THE
MOVEMENT FOR EDUCATION
In
China education has always been the exclusive preserve of the landlords, and
the peasants have had no access to it. But the landlords' culture is created by
the peasants, for its sole source is the peasants' sweat and blood. In China 90
per cent of the people have had no education, and of these the overwhelming
majority are peasants. The moment the power of the landlords was overthrown in
the rural areas, the peasants' movement for education began. See how the
peasants who hitherto detested the schools are today zealously setting up
evening classes! They always disliked the "foreign-style school". In
my student days, when I went back to the village and saw that the peasants were
against the "foreign-style school", I, too, used to identify myself
with the general run of "foreign-style students and teachers" and
stand up for it, feeling that the peasants were somehow wrong. It was not until
1925, when I lived in the countryside for six months and was already a
Communist and had acquired the Marxist viewpoint, that I realized I had been
wrong and the peasants right. The texts used in the rural primary schools were
entirely about urban things and unsuited to rural needs. Besides, the attitude
of the primary school teachers towards the peasants was very bad and, far from
being helpful to the peasants, they became objects of dislike. Hence the
peasants preferred the old-style schools ("Chinese classes", as they
called them) to the modern schools (which they called "foreign
classes") and the old-style teachers to the ones in the primary schools.

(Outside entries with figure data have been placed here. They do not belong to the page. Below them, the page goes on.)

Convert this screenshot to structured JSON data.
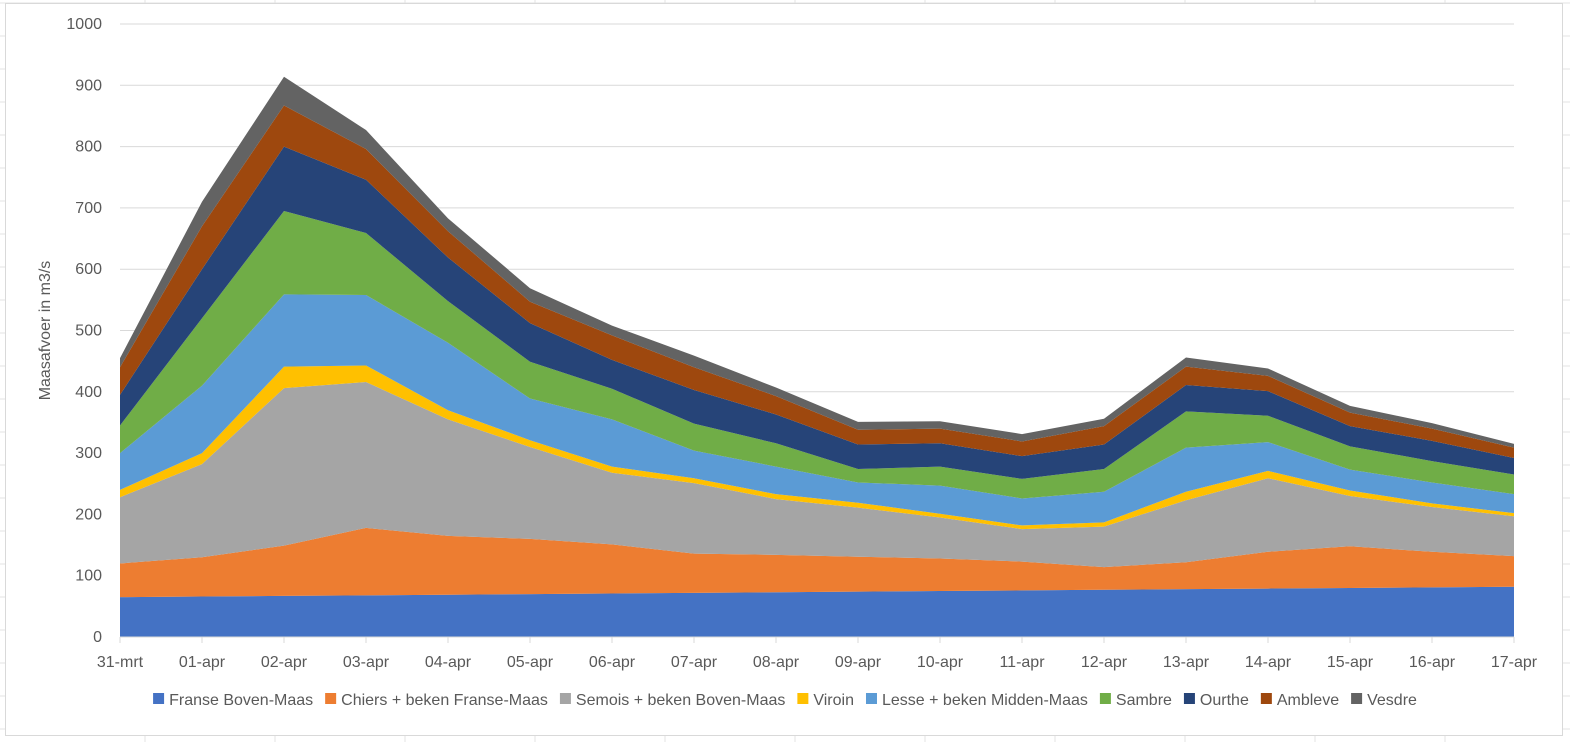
{
  "chart_data": {
    "type": "area",
    "stacked": true,
    "ylabel": "Maasafvoer in m3/s",
    "xlabel": "",
    "ylim": [
      0,
      1000
    ],
    "yticks": [
      0,
      100,
      200,
      300,
      400,
      500,
      600,
      700,
      800,
      900,
      1000
    ],
    "grid": true,
    "legend_position": "bottom",
    "categories": [
      "31-mrt",
      "01-apr",
      "02-apr",
      "03-apr",
      "04-apr",
      "05-apr",
      "06-apr",
      "07-apr",
      "08-apr",
      "09-apr",
      "10-apr",
      "11-apr",
      "12-apr",
      "13-apr",
      "14-apr",
      "15-apr",
      "16-apr",
      "17-apr"
    ],
    "series": [
      {
        "name": "Franse Boven-Maas",
        "color": "#4472C4",
        "values": [
          65,
          66,
          67,
          68,
          69,
          70,
          71,
          72,
          73,
          74,
          75,
          76,
          77,
          78,
          79,
          80,
          81,
          82
        ]
      },
      {
        "name": "Chiers + beken Franse-Maas",
        "color": "#ED7D31",
        "values": [
          55,
          64,
          82,
          110,
          96,
          90,
          80,
          64,
          61,
          57,
          53,
          47,
          37,
          44,
          60,
          68,
          58,
          50
        ]
      },
      {
        "name": "Semois + beken Boven-Maas",
        "color": "#A5A5A5",
        "values": [
          108,
          152,
          257,
          238,
          190,
          150,
          117,
          115,
          91,
          80,
          67,
          53,
          66,
          101,
          120,
          82,
          73,
          65
        ]
      },
      {
        "name": "Viroin",
        "color": "#FFC000",
        "values": [
          12,
          18,
          35,
          27,
          15,
          11,
          10,
          8,
          8,
          8,
          6,
          6,
          7,
          14,
          12,
          9,
          6,
          5
        ]
      },
      {
        "name": "Lesse + beken Midden-Maas",
        "color": "#5B9BD5",
        "values": [
          60,
          110,
          118,
          115,
          110,
          68,
          77,
          45,
          45,
          33,
          46,
          44,
          50,
          72,
          47,
          34,
          34,
          31
        ]
      },
      {
        "name": "Sambre",
        "color": "#70AD47",
        "values": [
          45,
          110,
          136,
          101,
          68,
          60,
          50,
          44,
          38,
          22,
          31,
          32,
          37,
          59,
          43,
          38,
          35,
          32
        ]
      },
      {
        "name": "Ourthe",
        "color": "#264478",
        "values": [
          50,
          80,
          105,
          87,
          71,
          63,
          47,
          55,
          47,
          40,
          38,
          37,
          40,
          43,
          40,
          33,
          33,
          27
        ]
      },
      {
        "name": "Ambleve",
        "color": "#9E480E",
        "values": [
          45,
          70,
          67,
          50,
          43,
          35,
          40,
          37,
          30,
          24,
          24,
          24,
          30,
          30,
          25,
          22,
          20,
          17
        ]
      },
      {
        "name": "Vesdre",
        "color": "#636363",
        "values": [
          15,
          40,
          47,
          31,
          21,
          22,
          16,
          19,
          14,
          13,
          12,
          12,
          12,
          15,
          12,
          11,
          9,
          6
        ]
      }
    ]
  }
}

Now the peasants are enthusiastically establishing evening classes, which they
call peasant schools. Some have already been opened, others are being organized,
and on the average there is one school per township. The peasants are very
enthusiastic about these schools, and regard them, and only them, as their own.
The funds for the evening schools come from the "public revenue from
superstition", from ancestral temple funds, and from other idle public
funds or property. The county education boards wafted to use this money to
establish primary schools, that is, "foreign-style schools" not
suited to the needs of the peasants, while the latter wanted to use it for
peasant schools, and the outcome of the dispute was that both got some of the
money, though there are places where the peasants got it all. The development
of the peasant movement has resulted in a rapid rise in their cultural level.
Before long tens of thousands of schools will have sprung up in the villages
throughout the province; this is quite different from the empty talk about
"universal education", which the intelligentsia and the so-called
"educationalists" have been bandying back and forth and which after
all this time remains an empty phrase.